I reckon it was right about then that I stopped being a Primitive Baptist, if I ever was one. I didn’t see what good could come out of Pa’s not talking to my sister, of Ro’s having a baby and the father not knowing it, of her having to live with Aunt Betty because she knew her family wouldn’t have her under their roof if they knew of it.

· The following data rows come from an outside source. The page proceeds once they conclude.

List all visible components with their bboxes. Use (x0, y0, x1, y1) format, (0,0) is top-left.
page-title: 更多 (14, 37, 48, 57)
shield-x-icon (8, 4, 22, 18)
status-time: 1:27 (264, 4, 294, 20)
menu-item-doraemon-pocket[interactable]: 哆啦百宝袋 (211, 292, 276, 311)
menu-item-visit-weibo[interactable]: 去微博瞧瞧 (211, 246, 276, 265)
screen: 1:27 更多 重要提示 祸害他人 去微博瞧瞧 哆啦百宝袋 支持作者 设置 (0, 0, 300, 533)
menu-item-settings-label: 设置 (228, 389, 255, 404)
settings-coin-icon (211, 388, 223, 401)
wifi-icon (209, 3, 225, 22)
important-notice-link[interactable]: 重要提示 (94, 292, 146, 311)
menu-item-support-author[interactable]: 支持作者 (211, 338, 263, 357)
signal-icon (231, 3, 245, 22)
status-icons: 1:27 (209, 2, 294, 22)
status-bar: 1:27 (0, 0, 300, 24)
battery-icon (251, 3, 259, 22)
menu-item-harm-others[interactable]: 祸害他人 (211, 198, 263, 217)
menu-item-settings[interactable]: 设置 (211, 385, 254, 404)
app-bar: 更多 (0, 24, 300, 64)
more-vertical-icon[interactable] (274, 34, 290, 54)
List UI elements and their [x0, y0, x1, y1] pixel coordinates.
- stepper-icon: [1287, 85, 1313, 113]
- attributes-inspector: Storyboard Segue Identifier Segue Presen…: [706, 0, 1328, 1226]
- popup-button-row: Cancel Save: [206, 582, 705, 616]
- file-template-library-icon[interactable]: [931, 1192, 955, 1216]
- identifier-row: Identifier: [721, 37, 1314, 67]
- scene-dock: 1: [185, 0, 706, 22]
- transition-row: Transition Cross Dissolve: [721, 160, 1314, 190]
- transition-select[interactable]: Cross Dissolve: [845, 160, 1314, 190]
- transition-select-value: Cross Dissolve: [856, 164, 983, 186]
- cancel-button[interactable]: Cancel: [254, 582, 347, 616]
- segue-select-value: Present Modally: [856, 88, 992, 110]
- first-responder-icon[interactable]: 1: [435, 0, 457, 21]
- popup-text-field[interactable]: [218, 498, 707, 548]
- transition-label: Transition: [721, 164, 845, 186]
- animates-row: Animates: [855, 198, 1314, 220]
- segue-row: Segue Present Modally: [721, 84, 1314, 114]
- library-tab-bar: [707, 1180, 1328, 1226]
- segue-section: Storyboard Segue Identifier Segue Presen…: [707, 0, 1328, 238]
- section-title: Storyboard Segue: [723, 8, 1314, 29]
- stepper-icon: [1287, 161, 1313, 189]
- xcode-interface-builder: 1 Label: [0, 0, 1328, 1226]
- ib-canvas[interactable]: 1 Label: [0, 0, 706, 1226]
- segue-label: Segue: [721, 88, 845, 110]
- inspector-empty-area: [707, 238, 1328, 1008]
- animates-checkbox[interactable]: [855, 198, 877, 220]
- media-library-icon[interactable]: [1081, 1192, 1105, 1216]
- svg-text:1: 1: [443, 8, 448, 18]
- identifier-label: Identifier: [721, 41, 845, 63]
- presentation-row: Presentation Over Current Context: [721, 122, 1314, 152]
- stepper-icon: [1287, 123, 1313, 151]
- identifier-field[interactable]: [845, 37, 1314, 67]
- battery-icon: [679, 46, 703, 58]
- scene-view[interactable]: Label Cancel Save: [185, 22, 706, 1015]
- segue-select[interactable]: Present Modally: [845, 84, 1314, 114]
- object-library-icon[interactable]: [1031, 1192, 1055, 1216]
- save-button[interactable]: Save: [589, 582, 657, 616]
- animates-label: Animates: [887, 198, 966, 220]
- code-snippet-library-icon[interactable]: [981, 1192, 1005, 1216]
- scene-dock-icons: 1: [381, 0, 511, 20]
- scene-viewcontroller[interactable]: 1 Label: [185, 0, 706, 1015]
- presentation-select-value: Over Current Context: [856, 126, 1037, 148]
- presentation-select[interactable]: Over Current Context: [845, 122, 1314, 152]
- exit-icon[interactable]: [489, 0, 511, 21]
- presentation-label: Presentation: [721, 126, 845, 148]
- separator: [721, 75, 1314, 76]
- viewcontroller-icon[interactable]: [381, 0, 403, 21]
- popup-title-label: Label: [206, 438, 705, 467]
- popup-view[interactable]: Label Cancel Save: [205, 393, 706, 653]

I never spoke to Ma about it again. We did our chores, went to school, to church. The colors in the woods deepened. The nights grew cold. Frost covered everything in the mornings. In church one Sunday the preacher said the end was at hand. “We’re in the last evening of time,” he said. “As far as when the end comes, Scripture tells us ‘even the angels in heaven won’t know.’ But I do believe we’re in the evening of time, and we’d all best prepare for it.”
They don’t fool around in our church. They get right to things. But at least we’re not as bad as the people who handle snakes to prove that God is looking out for them. I like to think that we don’t need to handle snakes to prove God loves us. Or stand around getting the jimjams about being consumed in fire. I like to think about God as somebody kind and loving. Somebody who’d like my sister Ro’s baby right off. Maybe give it dimples, even though she wasn’t married to Johnse Hatfield when she was having it.
Anyways, things seemed to settle down after Ro left. Or so I thought. But I soon found different, I soon found that once evil gets into your house, it slithers around there like a cold mist. Sometimes even hides in the corners. But it’s there once you let it in and you can’t get shut of it.
How did it get in? With that Coffin quilt of Ro’s. That quilt smelled of evil. And I think Mrs. Hatfield gave it to Ro so the evil could touch her. And us.
Anyways, evil doesn’t he still too long. Any more than a Hoop snake. After a week or two things started happening. Real fast, too.
It started the day I rode over to Aunt Betty’s to see Ro. That was the day I found out she’d put her own name on one of the little coffins on the edge of the Coffin quilt. And if that wasn’t enough, it was the day Johnse came to visit.